Page 1 of 1

Public key error when updating mod_security RPM

Posted: Sat Apr 12, 2014 11:27 am
by cmaxwell
We are trying to update to the new version of mod_security from the Atomic repository on some CentOS 6.5 boxes, but are getting the following error:

Code: Select all

The GPG keys listed for the "CentOS / Red Hat Enterprise Linux 6 - atomicrocketturtle.com" repository are already installed but they are not correct for this package.
Check that the correct key URLs are configured for this repository.
Have tried removing the key from the RPM database and re-adding it, as well as reinstalling the atomic-release package - this results in the following:

Code: Select all

Downloading Packages:
warning: rpmts_HdrFromFdno: Header V3 RSA/SHA1 Signature, key ID 4520afa9: NOKEY
Retrieving key from file:///etc/pki/rpm-gpg/RPM-GPG-KEY.art.txt
Importing GPG key 0x5EBD2744:
 Userid : Atomic Rocket Turtle <admin@atomicrocketturtle.com>
 Package: atomic-release-1.0-18.el6.art.noarch (installed)
 From   : /etc/pki/rpm-gpg/RPM-GPG-KEY.art.txt
Is this ok [y/N]: y


Public key for mod_security-2.7.7-18.el6.art.x86_64.rpm is not installed
Anyone have any suggestions how to get this to work? I'm guessing the key has changed due to Heartbleed.

Thanks in advance.

Cheers,
Chris

Re: Public key error when updating mod_security RPM

Posted: Sun Apr 13, 2014 11:54 am
by freethought
We're seeing this as well, and only on the mod_security-2.7.7-18.el6.art RPM.

The key used to sign the other RPMs in the repository is 5ebd2744 (which gets installed from https://www.atomicorp.com/RPM-GPG-KEY.art.txt when you install the Atomic repository), but the one on the mod_security-2.7.7-18.el6.art RPM is 4520afa9.

I'm not sure what that key is, but it's mentioned in a couple of threads from 2012 on here, so AtomiCorp have pushed RPMs into the atomic repository using this key before and it caused similar problems. Perhaps it's a testing key or someone's personal key which was used accidentally.

If you want to skip the GPG signature checks (not recommended) when installing/updating the mod_security-2.7.7-18.el6.art RPM, you can use yum's "--nogpgcheck" option.

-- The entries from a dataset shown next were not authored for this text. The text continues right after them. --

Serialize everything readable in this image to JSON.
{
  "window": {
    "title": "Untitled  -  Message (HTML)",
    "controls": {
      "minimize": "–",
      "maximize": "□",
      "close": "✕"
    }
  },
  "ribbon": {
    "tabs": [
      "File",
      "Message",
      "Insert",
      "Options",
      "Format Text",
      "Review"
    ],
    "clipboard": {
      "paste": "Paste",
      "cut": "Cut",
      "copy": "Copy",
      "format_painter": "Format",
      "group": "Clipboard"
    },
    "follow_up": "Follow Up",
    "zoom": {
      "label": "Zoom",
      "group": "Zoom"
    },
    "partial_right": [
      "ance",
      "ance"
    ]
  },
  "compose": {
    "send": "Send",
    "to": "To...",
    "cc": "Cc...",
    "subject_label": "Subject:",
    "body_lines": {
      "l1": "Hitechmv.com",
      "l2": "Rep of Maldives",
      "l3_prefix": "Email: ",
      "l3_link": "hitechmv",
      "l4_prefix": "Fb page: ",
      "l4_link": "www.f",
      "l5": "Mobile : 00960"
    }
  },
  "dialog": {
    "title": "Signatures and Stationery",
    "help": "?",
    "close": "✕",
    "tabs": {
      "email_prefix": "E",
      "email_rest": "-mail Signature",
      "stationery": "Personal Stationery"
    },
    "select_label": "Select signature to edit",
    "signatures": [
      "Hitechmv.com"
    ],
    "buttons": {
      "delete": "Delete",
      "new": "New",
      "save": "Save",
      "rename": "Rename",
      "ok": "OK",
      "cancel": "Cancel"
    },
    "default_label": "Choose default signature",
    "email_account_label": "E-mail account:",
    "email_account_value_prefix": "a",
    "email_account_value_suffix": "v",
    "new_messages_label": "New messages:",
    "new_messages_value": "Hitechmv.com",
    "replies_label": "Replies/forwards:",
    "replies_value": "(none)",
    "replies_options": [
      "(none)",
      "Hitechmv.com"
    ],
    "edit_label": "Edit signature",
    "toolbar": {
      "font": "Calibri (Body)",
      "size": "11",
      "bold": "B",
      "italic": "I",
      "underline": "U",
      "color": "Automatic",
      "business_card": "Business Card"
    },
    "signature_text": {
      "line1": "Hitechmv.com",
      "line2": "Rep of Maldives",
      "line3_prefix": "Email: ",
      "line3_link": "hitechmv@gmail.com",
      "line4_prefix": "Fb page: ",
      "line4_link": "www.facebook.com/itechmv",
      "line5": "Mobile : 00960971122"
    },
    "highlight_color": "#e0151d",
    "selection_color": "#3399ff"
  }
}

Re: Public key error when updating mod_security RPM

Posted: Sun Apr 13, 2014 6:55 pm
by scott
We're consolidating under the atomicorp key, you can define multple keys in the .repo file like:

Code: Select all

gpgkey = file:///etc/pki/rpm-gpg/RPM-GPG-KEY.atomicorp.txt    
         file:///etc/pki/rpm-gpg/RPM-GPG-KEY.art.txt
We'll do a updated atomic-release with it soon.

Re: Public key error when updating mod_security RPM

Posted: Mon Apr 14, 2014 7:35 am
by cmaxwell
Thanks guys - that works. For anyone else experiencing this, you therefore need to do:

Code: Select all

rpm --import https://www.atomicorp.com/RPM-GPG-KEY.atomicorp.txt
And then modify your /etc/yum.repos.d/atomic.repo file with the following:

Code: Select all

gpgkey = file:///etc/pki/rpm-gpg/RPM-GPG-KEY.atomicorp.txt    
         file:///etc/pki/rpm-gpg/RPM-GPG-KEY.art.txt

Re: Public key error when updating mod_security RPM

Posted: Sun Feb 05, 2017 11:54 am
by lucy albert
Finall i fixed that. Worth sharing.
poikilothermiahyperthymesiadorsalgia

Re: Public key error when updating mod_security RPM

Posted: Fri Mar 01, 2019 4:07 pm
by mikeshinn
You should definitely not use that version of modsecurity. There are both bugs and limitations in 2.7.7, you should use 2.9.2 or 2.9.3.